A number of women also disclosed experiences of receiving unwanted advances, feeling objectified or being exposed to inappropriate sexual behaviour.

“There is a perception of conscious or unconscious bias against women who adopt flexible working arrangements to balance family responsibilities,” the report said.

“Women also identified practical and cultural barriers to their progression. For women with children, balancing family responsibilities was a recognised challenge.”

While a range of flexible working arrangements might be available for these women, the research suggests that taking them up could have a negative impact on progression prospects.

“Particularly in larger private firms, study participants reported several negative impacts of utilising flexible working arrangements. These included being allocated unsatisfying work, being passed by for promotion, and dealing with colleagues’ assumptions that because they had accessed flexible working arrangements, their priorities lay outside work.”

The relative lack of women in senior leadership positions is seen to contribute to a “male-dominated culture in which it is difficult for women to progress”.

A number of women also indicated that the prevalence of men in senior positions presented cultural barriers to their own progression.

“Whether conscious or unconscious, the role of favouritism, personal relationships and alliances in the promotion process was seen to potentially favour male candidates in workplaces led by fellow men.

“Many participants view large law firms in particular as being overly competitive (influenced perhaps by the inherently adversarial nature of legal work) with a male-dominated culture that is experienced as alienating by women.”

Long working hours and poor work-life balance impact both male and female lawyers, the report said.

A number of drivers of dissatisfaction were common to both men and women, notably with respect to the required working hours and the pressure of billable commitments for those in private firms. For both genders, these factors often contribute to degradation in work-life balance, which for many may become unsustainable.

“This finding is significant as it highlights the importance of flexible work practices that facilitate work-life balance across the profession (not just for working mothers),” the report said.

Women experience career development and career progression opportunities differently to their male counterparts.

Women lawyers identified particular dissatisfaction with elements of career development and progression in their workplace.

With respect to their current role, close to one in three females expressed dissatisfaction with the accessibility of mentors to support their career development, and with the opportunities they had for promotion and advancement. Reflecting on their legal career to date, a similar proportion expressed dissatisfaction with the rate of career progression and their career trajectory compared to their expectations.

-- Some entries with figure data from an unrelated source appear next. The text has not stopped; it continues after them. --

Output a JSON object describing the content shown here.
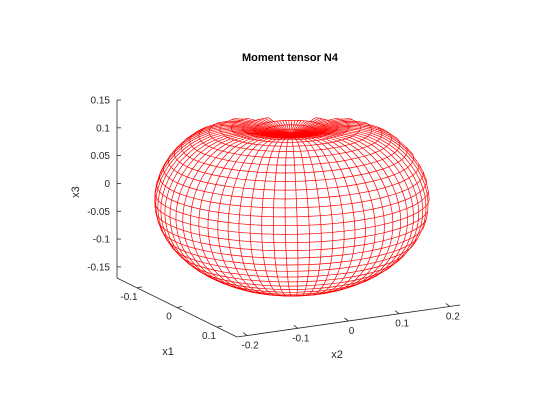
{
  "chart_data": {
    "type": "surface",
    "title": "Moment tensor N4",
    "xlabel": "x1",
    "ylabel": "x2",
    "zlabel": "x3",
    "x1_ticks": [
      "-0.1",
      "0",
      "0.1"
    ],
    "x2_ticks": [
      "-0.2",
      "-0.1",
      "0",
      "0.1",
      "0.2"
    ],
    "x3_ticks": [
      "0.15",
      "0.1",
      "0.05",
      "0",
      "-0.05",
      "-0.1",
      "-0.15"
    ],
    "x1_range": [
      -0.15,
      0.15
    ],
    "x2_range": [
      -0.22,
      0.22
    ],
    "x3_range": [
      -0.17,
      0.15
    ],
    "mesh_color": "#ff0000",
    "grid": false
  }
}
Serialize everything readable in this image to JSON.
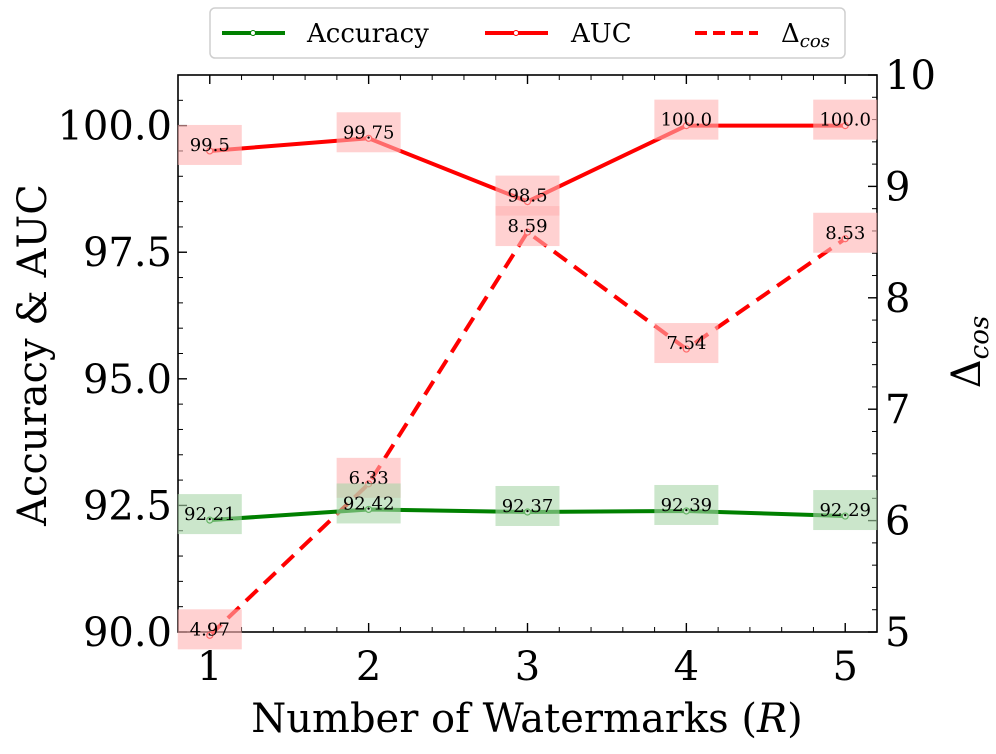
{
  "chart_data": {
    "type": "line",
    "x": [
      1,
      2,
      3,
      4,
      5
    ],
    "xlabel": "Number of Watermarks (R)",
    "xlabel_main": "Number of Watermarks (",
    "xlabel_var": "R",
    "xlabel_close": ")",
    "ylabel_left": "Accuracy & AUC",
    "ylabel_right": "Δcos",
    "ylabel_right_main": "Δ",
    "ylabel_right_sub": "cos",
    "xlim": [
      0.8,
      5.2
    ],
    "ylim_left": [
      90.0,
      101.0
    ],
    "ylim_right": [
      5,
      10
    ],
    "xticks": [
      "1",
      "2",
      "3",
      "4",
      "5"
    ],
    "yticks_left": [
      "90.0",
      "92.5",
      "95.0",
      "97.5",
      "100.0"
    ],
    "yticks_right": [
      "5",
      "6",
      "7",
      "8",
      "9",
      "10"
    ],
    "legend_position": "top-center",
    "series": [
      {
        "name": "Accuracy",
        "axis": "left",
        "style": "solid",
        "color": "#008000",
        "label_bg": "#a8d5a8",
        "values": [
          92.21,
          92.42,
          92.37,
          92.39,
          92.29
        ],
        "labels": [
          "92.21",
          "92.42",
          "92.37",
          "92.39",
          "92.29"
        ]
      },
      {
        "name": "AUC",
        "axis": "left",
        "style": "solid",
        "color": "#ff0000",
        "label_bg": "#ffb3b3",
        "values": [
          99.5,
          99.75,
          98.5,
          100.0,
          100.0
        ],
        "labels": [
          "99.5",
          "99.75",
          "98.5",
          "100.0",
          "100.0"
        ]
      },
      {
        "name": "Δcos",
        "name_main": "Δ",
        "name_sub": "cos",
        "axis": "right",
        "style": "dashed",
        "color": "#ff0000",
        "label_bg": "#ffb3b3",
        "values": [
          4.97,
          6.33,
          8.59,
          7.54,
          8.53
        ],
        "labels": [
          "4.97",
          "6.33",
          "8.59",
          "7.54",
          "8.53"
        ]
      }
    ]
  }
}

In contrast, less than one in five male lawyers expressed dissatisfaction with these aspects of their current role and career to date.

The report also noted that over one in three women were considering moving to a new job within the next five years.

“Females in private practice were most likely to be considering taking up an in-house role.

“Close to 40% of women intending to leave their private practice role indicated they were looking to move in-house, compared to around 25% of men.

“Conversely, men were over twice as likely as women to be considering leaving their private firm for the bar.”